In molti casi la riforma ha portato nei municipi e nelle regioni anche persone esterne alla politica ma apprezzate a motivo delle proprie storie personali, professionali o di impegno sociale.

 E’ oggi sotto gli occhi di tutti quanto in Sicilia quella riforma mostri già le crepe che ne stanno progressivamente indebolendo il valore, generando un campionario di vari “uomini soli al comando”

Alcune profonde contraddizioni si manifestano ormai con un ritmo inquietante e lasciano i cittadini profondamente delusi sul piano dei risultati e sempre più lontani dalla politica in senso lato.
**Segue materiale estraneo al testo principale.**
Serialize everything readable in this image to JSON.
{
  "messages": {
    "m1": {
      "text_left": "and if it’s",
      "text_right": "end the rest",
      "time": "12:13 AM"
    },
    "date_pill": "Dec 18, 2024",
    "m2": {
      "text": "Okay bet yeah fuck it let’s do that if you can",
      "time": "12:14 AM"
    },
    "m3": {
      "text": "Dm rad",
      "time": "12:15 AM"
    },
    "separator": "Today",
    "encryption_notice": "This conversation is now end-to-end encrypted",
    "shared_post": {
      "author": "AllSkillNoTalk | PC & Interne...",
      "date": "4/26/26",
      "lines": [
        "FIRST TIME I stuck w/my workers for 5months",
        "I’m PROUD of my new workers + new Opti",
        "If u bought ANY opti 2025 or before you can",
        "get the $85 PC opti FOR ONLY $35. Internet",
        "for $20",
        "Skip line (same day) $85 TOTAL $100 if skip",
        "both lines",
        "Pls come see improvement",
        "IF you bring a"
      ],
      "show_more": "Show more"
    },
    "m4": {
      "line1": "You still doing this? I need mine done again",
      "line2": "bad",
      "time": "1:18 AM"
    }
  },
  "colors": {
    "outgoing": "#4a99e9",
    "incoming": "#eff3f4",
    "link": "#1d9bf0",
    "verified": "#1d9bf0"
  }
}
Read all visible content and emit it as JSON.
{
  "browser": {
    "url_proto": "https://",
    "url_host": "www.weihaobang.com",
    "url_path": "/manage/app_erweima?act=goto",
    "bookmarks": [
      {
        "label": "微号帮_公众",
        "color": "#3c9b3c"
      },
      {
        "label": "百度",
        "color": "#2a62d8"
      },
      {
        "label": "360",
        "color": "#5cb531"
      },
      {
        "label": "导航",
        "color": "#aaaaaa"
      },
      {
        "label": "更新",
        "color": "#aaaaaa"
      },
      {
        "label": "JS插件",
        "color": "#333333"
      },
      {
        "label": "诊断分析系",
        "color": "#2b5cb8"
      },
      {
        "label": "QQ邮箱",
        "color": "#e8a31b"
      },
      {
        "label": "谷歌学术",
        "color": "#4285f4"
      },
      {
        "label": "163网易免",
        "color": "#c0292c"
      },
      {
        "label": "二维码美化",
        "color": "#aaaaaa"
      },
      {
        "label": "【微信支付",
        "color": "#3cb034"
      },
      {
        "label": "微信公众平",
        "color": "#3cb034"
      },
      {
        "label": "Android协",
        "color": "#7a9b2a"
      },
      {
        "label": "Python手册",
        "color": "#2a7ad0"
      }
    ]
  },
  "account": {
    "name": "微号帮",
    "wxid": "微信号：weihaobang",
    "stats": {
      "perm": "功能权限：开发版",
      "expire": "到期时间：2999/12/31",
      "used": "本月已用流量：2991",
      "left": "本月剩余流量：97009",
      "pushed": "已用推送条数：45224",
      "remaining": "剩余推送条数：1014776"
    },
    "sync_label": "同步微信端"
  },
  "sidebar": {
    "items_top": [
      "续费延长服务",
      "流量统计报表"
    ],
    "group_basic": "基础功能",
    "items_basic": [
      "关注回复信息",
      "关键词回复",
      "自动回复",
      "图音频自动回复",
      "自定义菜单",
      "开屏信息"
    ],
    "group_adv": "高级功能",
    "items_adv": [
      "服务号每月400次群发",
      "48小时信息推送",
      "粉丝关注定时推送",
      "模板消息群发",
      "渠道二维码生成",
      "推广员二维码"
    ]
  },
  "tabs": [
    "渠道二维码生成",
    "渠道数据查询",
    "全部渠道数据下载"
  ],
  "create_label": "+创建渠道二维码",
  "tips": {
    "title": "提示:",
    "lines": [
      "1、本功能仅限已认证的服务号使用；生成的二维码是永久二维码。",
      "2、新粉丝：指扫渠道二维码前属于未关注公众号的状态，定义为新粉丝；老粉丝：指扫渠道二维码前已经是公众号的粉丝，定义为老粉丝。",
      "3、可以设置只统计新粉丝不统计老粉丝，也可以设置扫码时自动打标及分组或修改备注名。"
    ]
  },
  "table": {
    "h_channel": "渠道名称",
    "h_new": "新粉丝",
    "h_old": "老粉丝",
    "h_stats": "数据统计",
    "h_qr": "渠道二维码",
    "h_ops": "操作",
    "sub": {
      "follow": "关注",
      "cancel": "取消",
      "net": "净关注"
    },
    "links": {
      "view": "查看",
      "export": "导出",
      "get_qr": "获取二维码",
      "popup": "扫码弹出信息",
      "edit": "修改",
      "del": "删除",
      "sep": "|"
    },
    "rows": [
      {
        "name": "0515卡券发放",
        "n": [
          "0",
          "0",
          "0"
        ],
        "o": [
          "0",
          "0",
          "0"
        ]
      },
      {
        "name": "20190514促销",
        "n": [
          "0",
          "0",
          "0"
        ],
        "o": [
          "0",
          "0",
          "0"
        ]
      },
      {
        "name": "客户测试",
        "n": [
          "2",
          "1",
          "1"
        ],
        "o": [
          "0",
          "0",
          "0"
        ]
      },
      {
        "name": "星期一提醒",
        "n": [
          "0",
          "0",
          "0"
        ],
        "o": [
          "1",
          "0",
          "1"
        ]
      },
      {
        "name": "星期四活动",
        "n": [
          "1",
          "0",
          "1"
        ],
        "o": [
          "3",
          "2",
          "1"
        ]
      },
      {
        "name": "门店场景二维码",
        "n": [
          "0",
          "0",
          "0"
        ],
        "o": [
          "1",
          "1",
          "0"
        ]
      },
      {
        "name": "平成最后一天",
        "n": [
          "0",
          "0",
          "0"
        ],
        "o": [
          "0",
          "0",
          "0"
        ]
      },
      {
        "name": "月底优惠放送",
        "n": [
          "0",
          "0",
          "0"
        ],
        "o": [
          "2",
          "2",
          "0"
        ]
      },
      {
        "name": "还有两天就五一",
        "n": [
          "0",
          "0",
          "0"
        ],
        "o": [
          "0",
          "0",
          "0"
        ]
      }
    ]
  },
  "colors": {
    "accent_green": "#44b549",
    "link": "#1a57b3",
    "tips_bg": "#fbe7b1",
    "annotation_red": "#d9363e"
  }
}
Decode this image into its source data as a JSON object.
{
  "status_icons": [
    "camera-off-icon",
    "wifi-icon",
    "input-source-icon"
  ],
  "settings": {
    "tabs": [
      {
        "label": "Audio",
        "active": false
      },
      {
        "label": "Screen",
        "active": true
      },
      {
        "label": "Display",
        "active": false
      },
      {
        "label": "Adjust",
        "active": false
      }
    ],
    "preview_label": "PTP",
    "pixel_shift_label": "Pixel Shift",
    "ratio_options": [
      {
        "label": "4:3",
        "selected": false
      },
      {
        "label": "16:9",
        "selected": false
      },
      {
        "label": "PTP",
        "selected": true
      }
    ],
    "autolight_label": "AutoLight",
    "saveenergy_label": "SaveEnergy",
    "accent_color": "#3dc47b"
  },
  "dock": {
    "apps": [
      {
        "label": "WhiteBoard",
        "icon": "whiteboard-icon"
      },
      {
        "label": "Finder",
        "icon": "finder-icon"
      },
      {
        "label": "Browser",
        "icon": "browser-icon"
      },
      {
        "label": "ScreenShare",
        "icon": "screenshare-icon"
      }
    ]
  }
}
Con la non lieve differenza che tra quegli stessi cittadini la maggioranza è portatrice di stringenti necessità   primarie  e  paga l’alto prezzo della carenza di servizi essenziali che dovrebbero essere garantiti in base al principio costituzionale della sussidiarietà. Quell’elemento fondante del nostro patto di cittadinanza  che stabilisce che a dare le risposte sia il livello istituzionale più vicino al portatore del bisogno sociale, economico, educativo, sanitario, di sicurezza, di legalità, di fiducia nel futuro.

Ora, come in un ultimo tragico tercio,  in Sicilia la stagione delle autonomie locali sembra ormai tramontata a motivo dell’incapacità di molti primi cittadini di razionalizzare la spesa, a fronte dei minori trasferimenti da parte dello Stato, e di ispirare la propria azione istituzionale ai principi di efficienza, efficacia ed economicità della macchina amministrativa anche attraverso provvedimenti impopolari. 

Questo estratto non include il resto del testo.